A partir de ese momento deberemos reflexionar sobre lo que queremos ver dibujado en ese papel. Nada ni nadie debería, en un principio, hacer de ésta tarea reflexiva algo imposible: si los acontecimientos te superan y tratan de chafar otros recuerdos bonitos, si el demonio pretende borrar al ángel, si el corazón roto consume poco a poco las caras sonrientes... nosotros, como dueños del bolígrafo y el papel, debemos encararnos a ellos y pretender ser más grandes. Serlo. Pisotearlos.
Hay gente que dice que la vida es un castigo, otros dicen que es una bendición. Yo sinceramente opino que solo podremos discernir cuando, en nuestro lecho de muerte, observemos nuestro papel, porque solo entonces conoceremos la posición de la balanza, y con ella, la respuesta.

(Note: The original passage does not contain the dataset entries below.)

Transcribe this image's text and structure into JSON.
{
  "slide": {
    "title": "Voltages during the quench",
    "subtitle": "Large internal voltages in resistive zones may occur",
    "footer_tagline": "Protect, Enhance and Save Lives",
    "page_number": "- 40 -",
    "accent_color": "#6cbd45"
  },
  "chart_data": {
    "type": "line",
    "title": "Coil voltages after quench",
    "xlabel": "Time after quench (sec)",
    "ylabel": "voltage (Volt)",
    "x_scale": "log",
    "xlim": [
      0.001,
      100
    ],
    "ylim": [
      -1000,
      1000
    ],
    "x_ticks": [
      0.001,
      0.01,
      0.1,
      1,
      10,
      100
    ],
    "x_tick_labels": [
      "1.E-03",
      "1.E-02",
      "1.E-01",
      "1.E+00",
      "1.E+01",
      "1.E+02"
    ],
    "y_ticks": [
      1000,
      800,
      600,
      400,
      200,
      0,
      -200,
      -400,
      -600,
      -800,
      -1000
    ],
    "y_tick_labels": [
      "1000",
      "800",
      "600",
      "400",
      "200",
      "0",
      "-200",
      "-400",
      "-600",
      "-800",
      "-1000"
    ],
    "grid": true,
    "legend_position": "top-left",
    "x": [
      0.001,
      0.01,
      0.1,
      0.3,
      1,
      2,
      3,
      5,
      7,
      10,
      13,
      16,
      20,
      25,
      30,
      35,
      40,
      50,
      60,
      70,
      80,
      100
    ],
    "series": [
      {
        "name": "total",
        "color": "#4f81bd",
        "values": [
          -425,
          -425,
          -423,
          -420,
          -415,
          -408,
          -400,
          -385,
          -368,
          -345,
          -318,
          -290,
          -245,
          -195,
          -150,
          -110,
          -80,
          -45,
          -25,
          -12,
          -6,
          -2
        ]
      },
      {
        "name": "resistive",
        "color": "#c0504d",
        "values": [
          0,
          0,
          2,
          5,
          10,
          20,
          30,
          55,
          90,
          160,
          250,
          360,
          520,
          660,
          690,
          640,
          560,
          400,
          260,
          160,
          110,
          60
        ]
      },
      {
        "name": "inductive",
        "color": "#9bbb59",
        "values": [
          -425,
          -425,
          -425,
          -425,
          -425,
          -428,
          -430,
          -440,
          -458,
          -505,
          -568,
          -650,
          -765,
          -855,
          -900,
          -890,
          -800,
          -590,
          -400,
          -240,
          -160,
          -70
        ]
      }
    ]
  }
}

lunes, 18 de abril de 2011

Anhelo en Día 103


"Ojalá se pudiera captar sentimientos, de igual modo que se hace una fotografía para el recuerdo y un vídeo, que no es más que miles de fotos juntas, y poder reproducirlos cuando lo anheláramos, porque una fotografía te puede hacer recordar un sentimiento hacia alguien, simplemente con ver la ropa, su color, el pelo, el lugar... y un vídeo puede incluso hacerte ver y oír la más bonita de las sonrisas y la más tierna de las miradas, pero ¿qué hay de esos momentos que tan solo existen en la memoria? Esos se van olvidando, y lo primero que el olvido se lleva es el sentimiento: puedes seguir recordando al cabo de muchos años ese momento especial en el que te cogieron la mano justo en el momento en el que te miraba y resoplaba, como queriendo pero no pudiendo; puedes recordar el momento en el que te armas de valor para decirle lo que sientes a alguien; puedes incluso recordar tu primer beso... pero, ¿puedes recordar lo que sentías, todos esos pensamientos que cruzan tu mente en una fracción de segundo, en ese preciso instante, y que luego más tarde desearías haber dicho o hecho? Yo al menos no.
Los únicos sentimientos que me quedan son el recíproco existente, ese que jamás se extinguirá, o al menos eso espero, y ese cosquilleo en el estómago que te quita la respiración de golpe, ese que nace cuando, por sorpresa, te encuentras con "esa persona especial" y se acelera el corazón, sientes como quiere escapar, salir corriendo, hacia la persona o en dirección contraria... y sabéis, antes era emocionante sentirlo, pero ahora ya no. Lo odio. No lo quiero. Y aún así, lo vivo todos los días. En cada risa, cada mirada, cada vez que levanto la cabeza o doblo una esquina, cuando nos cruzamos, con el eco de un nombre... ¿Por qué cuando queremos olvidar algo o a alguien, todo cobra su nombre? ¿Por qué no puede desaparecer sin más?"
El 13 de febrero dije...
Me encuentro solo, aquí, de nuevo, escribiendo, dudando a cada instante cuál fue el origen de todo esto y por qué tuvo que acabar así. Ya no siento nada. Ni odio ni amor. ¿Para qué seguir así entonces? No recuerdo que sentí, si rabia, dolor, complicidad o ganas de morir, pero sí recuerdo que lo hice, que pasó y que me lo dije bien claro, me lo hice prometer: "Nunca más." Y eso es lo que voy a seguir haciendo, aunque no sepa ya por qué...
Hoy diría, que a pesar de que se diga que lo perecedero no puede volver a la vida, yo creo que hay cosas que sí pueden: un sentimiento, por ejemplo, como el que aquí, en mi mente, y no en mi corazón, habita y habitará -espero- no por mucho tiempo más.